Most importantly, much of the tobacco marketed to shisha users does not carry a health warning.

‘The use of water pipes among adults may be influenced by misperceptions about its addictiveness and health risks, particularly among younger adults,’ Dr Bhatnagar said.

‘For example, some users perceive that the probability of addiction is low if the product is used occasionally and most users believe that they can easily quit water pipe smoking

‘There is evidence, however, that adolescent water pipe users begin exhibiting signs of dependence relatively quickly, less than one year after their first use, and when smoking only occasionally.’ 

The scientists’ warning comes after a survey revealed 4.8 per cent of US secondary school students and 13.6 per cent of those aged 18-to-24 have tried hookah. 

Past research further suggests those who have tried waterpipes are more likely to turn to cigarettes in the future.

Hookah is even becoming increasingly popular in its native Middle East, with up to 15 per cent of residents inhaling the flavoured tobacco. 

The scientists want to see the damaging effects of shisha communicated to the public.

They are also encouraging doctors and other healthcare professionals to ask patients about their hookah use and give them tools to help them quit. 

Kylie Minogue (pictured) is also thought to be a fan, despite the severe risks involved 


Hookah is an ancient form of smoking, also called narghile, waterpipe, or hubble bubble smoking, which uses charcoal-heated tobacco or non-tobacco based shisha smoke which is passed through water before inhalation.

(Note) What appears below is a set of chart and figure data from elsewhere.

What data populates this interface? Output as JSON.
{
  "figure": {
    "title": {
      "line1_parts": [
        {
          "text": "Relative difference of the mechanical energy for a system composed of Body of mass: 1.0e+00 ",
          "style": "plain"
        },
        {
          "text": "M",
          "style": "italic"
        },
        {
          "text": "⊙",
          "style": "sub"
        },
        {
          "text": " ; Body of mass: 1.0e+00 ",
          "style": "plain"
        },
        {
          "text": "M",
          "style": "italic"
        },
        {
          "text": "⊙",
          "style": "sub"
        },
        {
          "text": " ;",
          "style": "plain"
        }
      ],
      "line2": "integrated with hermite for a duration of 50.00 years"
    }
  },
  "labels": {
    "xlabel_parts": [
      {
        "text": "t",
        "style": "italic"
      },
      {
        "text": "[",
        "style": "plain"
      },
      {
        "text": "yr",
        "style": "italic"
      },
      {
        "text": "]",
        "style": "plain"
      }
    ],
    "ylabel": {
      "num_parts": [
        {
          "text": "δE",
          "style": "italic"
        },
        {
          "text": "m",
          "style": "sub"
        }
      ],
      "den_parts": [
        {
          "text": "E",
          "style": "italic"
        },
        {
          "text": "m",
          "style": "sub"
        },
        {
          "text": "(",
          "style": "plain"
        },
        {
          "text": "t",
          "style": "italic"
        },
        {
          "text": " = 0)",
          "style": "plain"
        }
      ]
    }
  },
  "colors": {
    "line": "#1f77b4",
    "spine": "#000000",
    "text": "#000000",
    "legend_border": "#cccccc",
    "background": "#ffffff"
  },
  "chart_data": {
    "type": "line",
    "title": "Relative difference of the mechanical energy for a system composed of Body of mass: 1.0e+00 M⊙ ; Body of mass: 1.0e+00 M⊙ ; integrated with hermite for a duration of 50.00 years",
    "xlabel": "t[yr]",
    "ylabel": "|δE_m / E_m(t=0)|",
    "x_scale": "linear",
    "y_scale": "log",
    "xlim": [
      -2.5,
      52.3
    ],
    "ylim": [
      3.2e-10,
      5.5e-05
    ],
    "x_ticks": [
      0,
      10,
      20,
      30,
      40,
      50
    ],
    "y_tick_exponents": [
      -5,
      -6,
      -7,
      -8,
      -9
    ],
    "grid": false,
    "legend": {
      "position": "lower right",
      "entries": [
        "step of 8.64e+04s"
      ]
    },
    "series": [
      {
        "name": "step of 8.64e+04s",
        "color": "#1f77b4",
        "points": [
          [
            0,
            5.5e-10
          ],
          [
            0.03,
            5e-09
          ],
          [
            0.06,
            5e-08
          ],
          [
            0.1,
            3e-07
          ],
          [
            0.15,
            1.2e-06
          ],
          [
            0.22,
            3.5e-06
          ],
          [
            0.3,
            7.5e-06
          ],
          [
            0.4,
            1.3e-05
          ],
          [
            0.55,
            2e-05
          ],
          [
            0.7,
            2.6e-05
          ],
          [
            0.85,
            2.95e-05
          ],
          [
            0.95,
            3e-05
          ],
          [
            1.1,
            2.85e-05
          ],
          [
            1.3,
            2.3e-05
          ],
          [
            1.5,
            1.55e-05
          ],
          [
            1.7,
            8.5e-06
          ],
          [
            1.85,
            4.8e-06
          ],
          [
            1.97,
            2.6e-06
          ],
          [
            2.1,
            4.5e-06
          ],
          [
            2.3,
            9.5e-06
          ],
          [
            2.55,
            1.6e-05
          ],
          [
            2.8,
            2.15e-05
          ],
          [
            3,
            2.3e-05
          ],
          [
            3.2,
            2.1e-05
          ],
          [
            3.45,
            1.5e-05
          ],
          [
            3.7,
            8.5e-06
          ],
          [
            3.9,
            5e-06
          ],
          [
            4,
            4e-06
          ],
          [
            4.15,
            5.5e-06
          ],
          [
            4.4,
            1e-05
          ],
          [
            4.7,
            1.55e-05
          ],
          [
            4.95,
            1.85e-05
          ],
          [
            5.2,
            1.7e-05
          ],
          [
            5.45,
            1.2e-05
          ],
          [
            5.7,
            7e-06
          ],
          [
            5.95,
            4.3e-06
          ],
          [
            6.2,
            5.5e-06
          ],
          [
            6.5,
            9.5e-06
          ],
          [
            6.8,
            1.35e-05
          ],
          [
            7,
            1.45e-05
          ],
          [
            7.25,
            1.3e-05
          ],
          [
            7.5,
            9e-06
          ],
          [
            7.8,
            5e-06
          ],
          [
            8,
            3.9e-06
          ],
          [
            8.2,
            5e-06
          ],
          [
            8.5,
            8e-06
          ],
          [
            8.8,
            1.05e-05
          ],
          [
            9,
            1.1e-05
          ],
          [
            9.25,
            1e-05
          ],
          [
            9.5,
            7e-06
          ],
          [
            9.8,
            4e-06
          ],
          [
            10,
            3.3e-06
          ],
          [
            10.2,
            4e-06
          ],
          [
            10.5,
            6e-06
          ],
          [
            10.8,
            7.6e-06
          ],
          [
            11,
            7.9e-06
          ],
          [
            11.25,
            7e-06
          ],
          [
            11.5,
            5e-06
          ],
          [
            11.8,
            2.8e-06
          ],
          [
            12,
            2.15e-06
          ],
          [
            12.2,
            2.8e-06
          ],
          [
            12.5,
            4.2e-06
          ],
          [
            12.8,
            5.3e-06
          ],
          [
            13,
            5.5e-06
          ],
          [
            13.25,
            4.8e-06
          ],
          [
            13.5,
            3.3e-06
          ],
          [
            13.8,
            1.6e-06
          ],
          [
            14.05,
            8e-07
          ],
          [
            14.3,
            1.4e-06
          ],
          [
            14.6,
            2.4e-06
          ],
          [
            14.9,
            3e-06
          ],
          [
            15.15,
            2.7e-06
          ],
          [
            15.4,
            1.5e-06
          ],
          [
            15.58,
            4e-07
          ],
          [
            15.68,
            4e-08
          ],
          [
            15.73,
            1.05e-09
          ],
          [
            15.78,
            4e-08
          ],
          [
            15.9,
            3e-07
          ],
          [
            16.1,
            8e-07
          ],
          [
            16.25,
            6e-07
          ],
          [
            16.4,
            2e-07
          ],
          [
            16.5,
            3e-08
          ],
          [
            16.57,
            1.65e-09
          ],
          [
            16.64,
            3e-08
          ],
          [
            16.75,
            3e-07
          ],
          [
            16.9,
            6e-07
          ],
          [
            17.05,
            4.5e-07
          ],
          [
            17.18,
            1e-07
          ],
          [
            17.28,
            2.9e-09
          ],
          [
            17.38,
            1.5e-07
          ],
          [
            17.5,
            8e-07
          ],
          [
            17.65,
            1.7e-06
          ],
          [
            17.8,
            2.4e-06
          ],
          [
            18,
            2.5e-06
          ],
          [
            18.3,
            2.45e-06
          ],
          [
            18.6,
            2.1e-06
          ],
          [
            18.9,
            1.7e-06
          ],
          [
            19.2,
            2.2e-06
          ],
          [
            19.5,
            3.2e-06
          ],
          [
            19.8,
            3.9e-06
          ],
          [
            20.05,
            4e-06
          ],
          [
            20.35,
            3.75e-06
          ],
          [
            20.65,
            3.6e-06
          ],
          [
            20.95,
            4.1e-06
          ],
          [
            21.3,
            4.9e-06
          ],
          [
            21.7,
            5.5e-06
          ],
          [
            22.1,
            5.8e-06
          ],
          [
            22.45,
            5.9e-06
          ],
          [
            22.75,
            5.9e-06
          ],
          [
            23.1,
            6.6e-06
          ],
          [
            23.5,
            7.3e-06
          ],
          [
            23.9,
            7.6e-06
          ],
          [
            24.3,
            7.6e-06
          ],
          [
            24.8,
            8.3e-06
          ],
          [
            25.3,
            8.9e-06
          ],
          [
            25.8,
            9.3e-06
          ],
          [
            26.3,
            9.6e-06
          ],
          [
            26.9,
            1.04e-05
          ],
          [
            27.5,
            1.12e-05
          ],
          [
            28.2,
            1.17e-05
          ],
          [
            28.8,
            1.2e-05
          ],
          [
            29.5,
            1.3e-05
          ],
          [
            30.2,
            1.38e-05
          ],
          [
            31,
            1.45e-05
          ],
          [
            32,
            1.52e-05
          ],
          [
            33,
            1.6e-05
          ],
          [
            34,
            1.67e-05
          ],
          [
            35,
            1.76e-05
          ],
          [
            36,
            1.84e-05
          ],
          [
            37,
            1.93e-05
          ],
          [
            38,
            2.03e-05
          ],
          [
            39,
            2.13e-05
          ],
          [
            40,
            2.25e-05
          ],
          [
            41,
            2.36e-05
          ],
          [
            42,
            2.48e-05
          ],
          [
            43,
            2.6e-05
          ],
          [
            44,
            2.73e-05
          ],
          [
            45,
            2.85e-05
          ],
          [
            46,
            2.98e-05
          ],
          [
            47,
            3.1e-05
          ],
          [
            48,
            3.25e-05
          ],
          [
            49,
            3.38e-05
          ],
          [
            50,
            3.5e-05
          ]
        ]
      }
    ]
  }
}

People who inhaled the sweet-smelling fumes of ‘hookah’ smoke were more likely to gain weight and develop type 2 diabetes in comparison to those who didn’t or who smoked cigarettes, a study of almost 10,000 Iranians by the Brighton and Sussex Medical School found

It is often seen as less toxic compared to cigarettes, alongside e-cigarettes and vaping. 

The sweet flavours available make shisha smoking desirable, especially the young people – around half the smoking teenagers do is in this way. 

Hookah smokers can spend long periods of time in lounges and bars inhaling the fumes.

A typical hookah session lasting one hour involves 200 puffs, which results in 90,000 milliliters of smoke being inhaled.

Smoking a cigarette involves 20 puffs, resulting in 500-600 milliliters of smoke being inhaled, according to the Centers for Disease Control and Prevention.